Amazon, Google and Facebook could be made to pay a “fair” share of tax under new European Union proposals on digital companies that could heighten transatlantic tensions.
The European commission called for large technology companies to pay a 3% tax if they make money from user data or digital advertising in a country, regardless of their bricks-and-mortar presence. As well as social media companies making money through user data, the move would also catch online market places, such as Airbnb and Uber.
Tech giants have been rattled by the proposals, which are a departure from the current system under which companies are taxed on profits where they are headquartered, often in countries offering lower tax rates.
European leaders will discuss the plans at an EU summit on Thursday, opening a fractious debate about how to capture revenue from digital firms.
France has led the charge for a digital tax, sometimes nicknamed the Gafa tax, after Google, Apple, Facebook and Amazon. Smaller countries, such as Ireland, Luxembourg and Estonia, fear unilateral EU action could hand an advantage to the US, Japan, or even Brexit Britain.
The plans have been in the works for months, before regulators called on Facebook to explain a data breach affecting 50m profiles, or a transatlantic dispute about steel tariffs.
Despite the long gestation, the digital tax is likely to raise tensions between Brussels and Donald Trump’s White House. The US Treasury secretary, Steven Mnuchin, told the New York Times that gross taxes on internet companies were “not fair”, on the sidelines of a debate among G20 finance ministers on taxation in Buenos Aires this week.
The commission rejected claims that the plan was targeting US companies. “This is not an anti-American tax, this is not an anti-Gafa tax, this is a digital tax,” said Pierre Moscovici, the European commissioner for tax, who said 150 firms would be affected, including European, American and Asian ones.
Moscovici said he had stressed this point to ministers at this week’s meeting in the Argentine capital, adding that the commission saw the plans as compatible with EU obligations under the World Trade Organization.
The commission believes the tax will generate €5bn for European treasuries each year, but Moscovici suggested this sum would rise over time.
The growing dominance of digital companies is seen as a long-term threat to Europe’s tax base, while also sparking questions of fairness. The commission estimates that digital businesses pay an effective average tax rate of only 9.5%, compared with 23.2% for bricks-and-mortar firms.
The proposals must be agreed unanimously by EU member states before they become law, so details may change.
The commission’s preferred option is reform of EU corporate tax rules that would include new ways to identify companies with a “digital presence”. A company would be deemed to have digital presence in a country if its revenues exceed €7m (£6m), or it has more than 100,000 users, or has signed more than 3,000 business contracts.

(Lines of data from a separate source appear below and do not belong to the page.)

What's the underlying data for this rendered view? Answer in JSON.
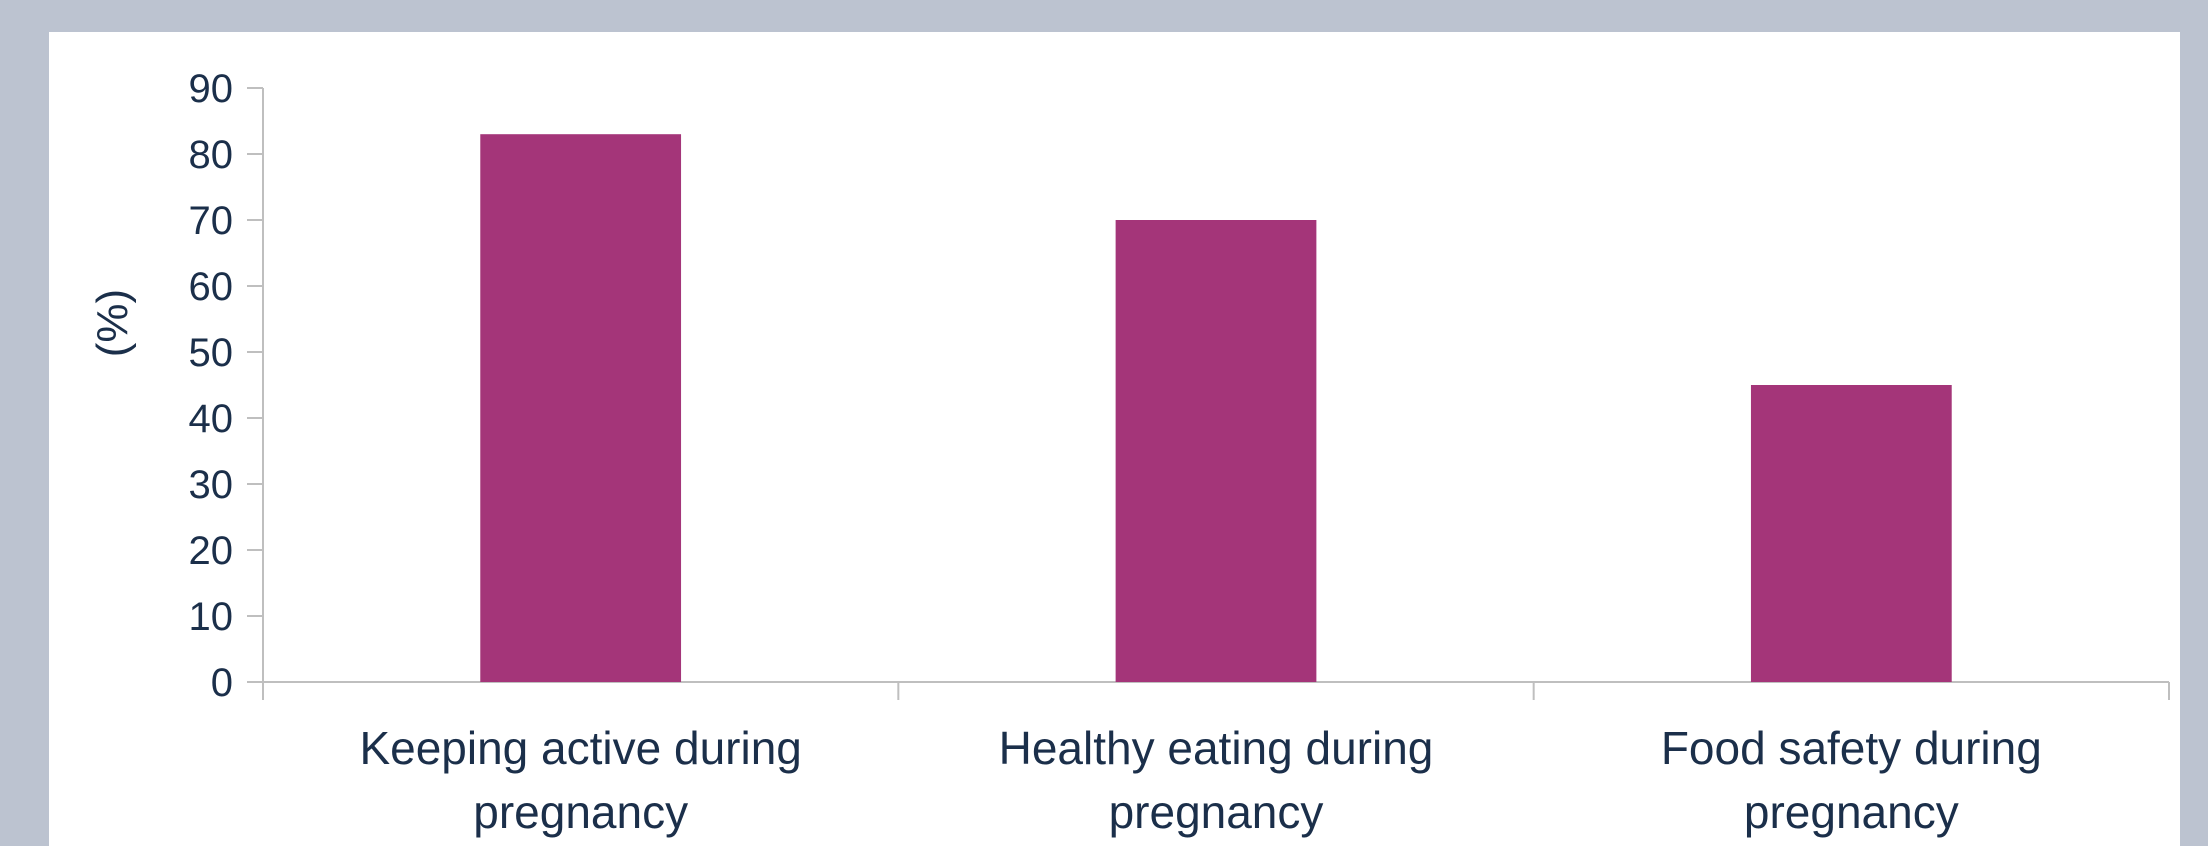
{
  "chart_data": {
    "type": "bar",
    "categories": [
      [
        "Keeping active during",
        "pregnancy"
      ],
      [
        "Healthy eating during",
        "pregnancy"
      ],
      [
        "Food safety during",
        "pregnancy"
      ]
    ],
    "values": [
      83,
      70,
      45
    ],
    "ylabel": "(%)",
    "ylim": [
      0,
      90
    ],
    "yticks": [
      0,
      10,
      20,
      30,
      40,
      50,
      60,
      70,
      80,
      90
    ],
    "grid": false,
    "legend": "none"
  },
  "colors": {
    "bar": "#a43579",
    "axis": "#bfbfbf",
    "text": "#1b2f4a",
    "page_background": "#bcc3d0",
    "panel_background": "#ffffff"
  }
}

Pending this bigger reform, the commission is looking at interim measures, such as the 3% tax on revenues from digital activitieswhich would include selling online advertising space. The measure would only apply to companies with global revenues of €750m and €50m in the EU.
The commission hopes member states will agree the 3% tax by the end of the year, meaning it is likely the UK would have to apply it during a Brexit transition period mooted to end in 2021.
EU officials have said they want to prevent European companies being undercut by their neighbour across the channel after Brexit.